By Anjum Choudhry Nayyar
Pairing up wines with a hot and spicy Indian meal can be tough what with all the turmeric, onions, garam masala and cumin flavours oozing from every whiff. So we enlisted the help of Canadian Sommelier, Andrew von Teichman. Teichman is a partner with Allan Jackson of the Jackson-Triggs brand, in their joint virtual winery, Union Wines. Teichman points out that there are no rules to wine pairing but he has some suggestions on the best pairing for some dishes.
Wines Ideal for an Indian meal
Wines that tend to have a bit more sweetness or have the perception of sweetness tend to be the best match. The heat of the food can be subdued by the presence of sugar. So an off dry wine would be a great way to start. Rieslings are great for this. Some are made bone dry, an off dry Riesling are great.
Gewürztraminer: Another name for this wine is “spicy grape” and these are no-brainers. They’re very aromatic wines, but they have a residual sugar that can combat the sweetness.
Red or white?
You can really do both. You want a red wine that’s a bit lighter in style. So a Pinot Noir or a Gamay noir (Beaujolais). You want something fruity and lighter bodied with Indian food.
White: blended white wines tend to be well suited because they are more versatile. Our Union White has a great blend of Gewürztraminer and Riesling in it with a touch of sweetness.
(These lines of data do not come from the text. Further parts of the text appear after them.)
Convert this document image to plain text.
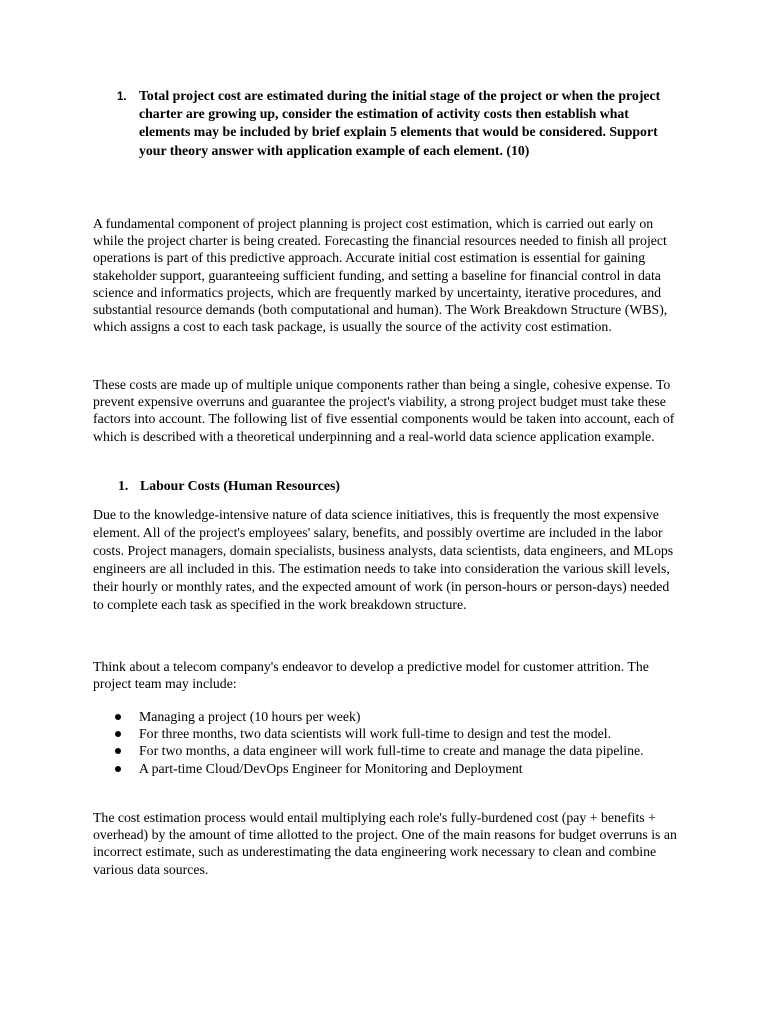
1. Total project cost are estimated during the initial stage of the project or when the project charter are growing up, consider the estimation of activity costs then establish what elements may be included by brief explain 5 elements that would be considered. Support your theory answer with application example of each element. (10)
A fundamental component of project planning is project cost estimation, which is carried out early on while the project charter is being created. Forecasting the financial resources needed to finish all project operations is part of this predictive approach. Accurate initial cost estimation is essential for gaining stakeholder support, guaranteeing sufficient funding, and setting a baseline for financial control in data science and informatics projects, which are frequently marked by uncertainty, iterative procedures, and substantial resource demands (both computational and human). The Work Breakdown Structure (WBS), which assigns a cost to each task package, is usually the source of the activity cost estimation.
These costs are made up of multiple unique components rather than being a single, cohesive expense. To prevent expensive overruns and guarantee the project's viability, a strong project budget must take these factors into account. The following list of five essential components would be taken into account, each of which is described with a theoretical underpinning and a real-world data science application example.
1. Labour Costs (Human Resources)
Due to the knowledge-intensive nature of data science initiatives, this is frequently the most expensive element. All of the project's employees' salary, benefits, and possibly overtime are included in the labor costs. Project managers, domain specialists, business analysts, data scientists, data engineers, and MLops engineers are all included in this. The estimation needs to take into consideration the various skill levels, their hourly or monthly rates, and the expected amount of work (in person-hours or person-days) needed to complete each task as specified in the work breakdown structure.
Think about a telecom company's endeavor to develop a predictive model for customer attrition. The project team may include:
Managing a project (10 hours per week)
For three months, two data scientists will work full-time to design and test the model.
For two months, a data engineer will work full-time to create and manage the data pipeline.
A part-time Cloud/DevOps Engineer for Monitoring and Deployment
The cost estimation process would entail multiplying each role's fully-burdened cost (pay + benefits + overhead) by the amount of time allotted to the project. One of the main reasons for budget overruns is an incorrect estimate, such as underestimating the data engineering work necessary to clean and combine various data sources.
Rose: these are a great idea. On average they seem sweeter but in general they’re an off dry wine, they’re chilled down and they’re fruity so they offset a bit of the spice. Summer is a great time to have a rose. They’re really refreshing.
Wine for appetizers:
There are loads of flavours in Indian appetizers, so I’m a big fan of Sauvignon Blanc as way to come alongside of the excitement of the food in your mouth and this wine hits you with a flavor that’s equally fruity and zesty. The sauvignon Blanc is zesty and vibrant and has real character, with lots of aromatics. It’s extremely refreshing as well. The sauvignon Blanc has a bit more acidity and helps to create salivation in your mouth.
Wine for a hardier dish (such as lamb or goat)
I would look at a new world red wine, something from Australia or California. Tyr to avoid higher alcohol wines. The higher the alcohol could clash with the dish, and can be pretty abrasive on the food.
Wines to avoid with Indian food:
I would avoid wines high in tannins so big huge bold reds wouldn’t be the best fit. A real red zinfandel would be too overpowering.
For more information on Union Wines visit: www.unionwines.com
At the age of 16, Andrew started his career at family owned Pelee Island Winery, in Leamington, Ontario. Over the course of several summers while in his teens, Andrew worked as a cellar hand, cleaning barrels and scrubbing floors and spent time in the vineyards, pruning, and learning about grape growing. While studying at Huron College, at the University of Western Ontario, Andrew continued to work at the winery in marketing, designing the first e-commerce wine web site in Canada, followed by a full time role in on premise sales after graduating. After 10 years at Pelee Island, followed by over three years at Vincor, Andrew followed his entrepreneurial passion by partnering with Allan Jackson for Union Wines.